About

Thanks for stopping by. Read below to learn more about myself and my background.

Ming Lin

Background

I’m Ming Lin — an undergraduate student at Stony Brook University majoring in Computer Science and Applied Mathematics & Statistics. I enjoy working where systems engineering, data, and machine learning intersect. My interests include machine learning, distributed systems, computer vision, and large-scale data processing.

I’m currently an undergraduate researcher working with Professor Jun Wang on developing a data analysis GUI to support large-scale microarray processing and biomarker distribution analysis on tissue samples.

  • Optimized image processing pipelines using OpenCV and scikit-learn, reducing processing time from 20+ hours to under 1 hour.
  • Enhanced detection accuracy with a novel machine learning–based method, reducing error rates from 5–20% to under 1% across 10 datasets.

Outside of research, I’ve contributed to open-source projects like etcd (a CNCF project, 50k+⭐) and pear-desktop (29k⭐).

My personal work spans from full-stack web apps and backend services using FastAPI, Celery, and Redis, to data visualization and AI-based search tools. I enjoy creating applications that solve my own and others' problems.

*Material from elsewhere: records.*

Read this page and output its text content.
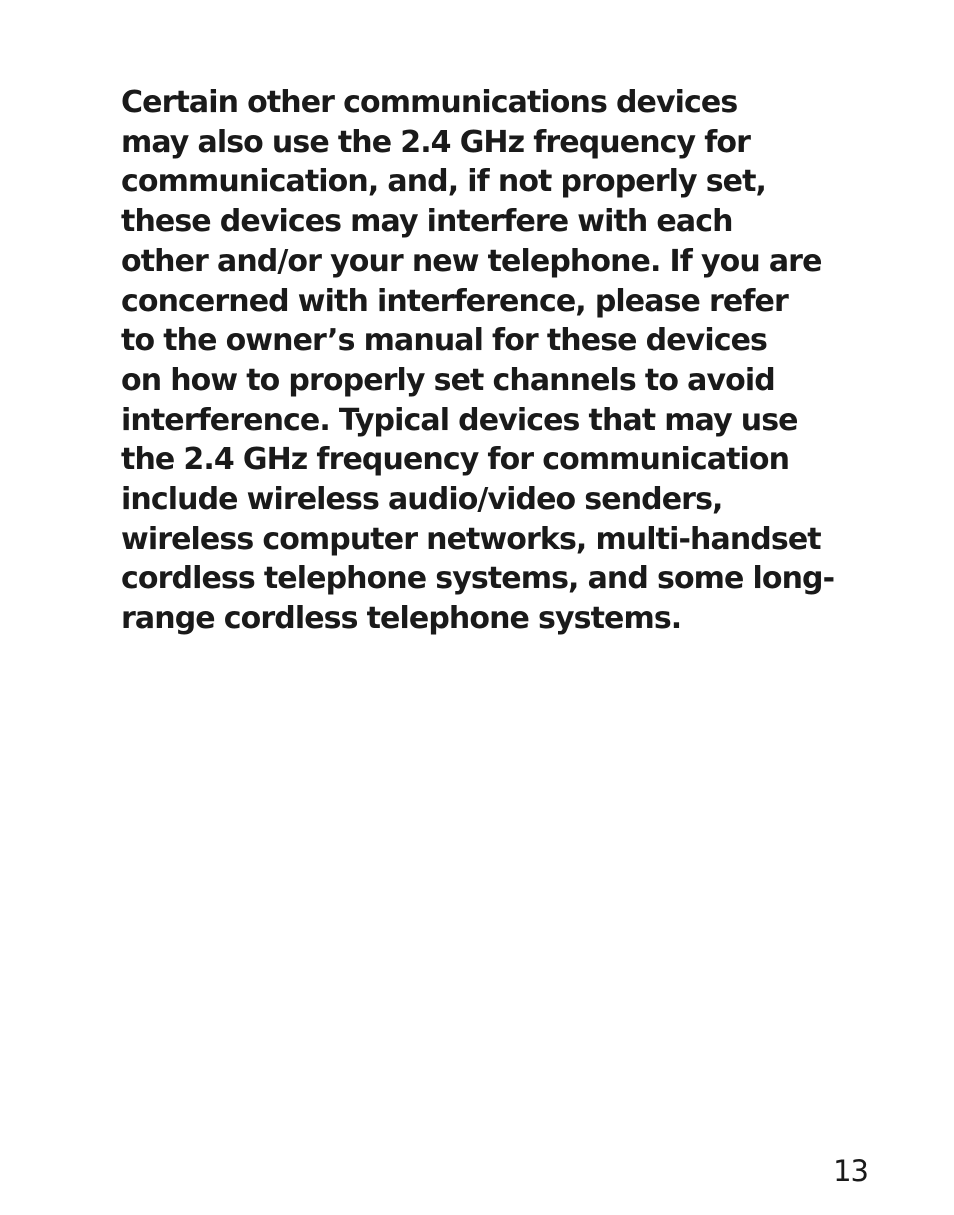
Certain other communications devices
may also use the 2.4 GHz frequency for
communication, and, if not properly set,
these devices may interfere with each
other and/or your new telephone. If you are
concerned with interference, please refer
to the owner’s manual for these devices
on how to properly set channels to avoid
interference. Typical devices that may use
the 2.4 GHz frequency for communication
include wireless audio/video senders,
wireless computer networks, multi-handset
cordless telephone systems, and some long-
range cordless telephone systems.

13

I have a strong foundation in Python, TypeScript, and various cloud and DevOps technologies, with a proven ability to optimize complex systems and deliver robust software solutions. I enjoy tackling challenging problems, whether it's reducing a 20-hour data processing pipeline to under an hour or architecting a microservices-based video platform to handle high traffic.

Work Experience

Software Engineer -- Research @ Multiplex Biotechnology Laboratory

May 2025 -- Present

  • Developed a Python-based data visualization and analysis tool to support large-scale microarray processing and biomarker distribution analysis on tissue samples.
  • Optimized image processing pipelines using OpenCV and scikit-learn, incorporating data structures like quadtrees to cut processing time from 20+ hours to under 1 hour.
  • Enhanced detection accuracy by identifying 500k additional ROIs, reducing error rates from 5--15% to under 3%.

Education

Stony Brook University
B.S. in Computer Science and Applied Mathematics & Statistics
Class of 2026 • GPA: 3.85/4.0

Skills

Languages: Python, TypeScript, JavaScript, SQL, Rust, Go
Frameworks: FastAPI, React, Next.js
Tools & Infra: Kubernetes, Docker, Celery, Redis, Traefik, AWS, Vercel
Other: Data visualization, NLP, Computer Vision

Currently

I’m contributing to etcd and exploring the ins and outs of Cloud Native Computing Foundation (CNCF) tools to deepen my understanding of distributed systems and reliability engineering. My goal is to build a strong foundation for Site Reliability Engineering (SRE) while working toward a long-term path in AI infrastructure.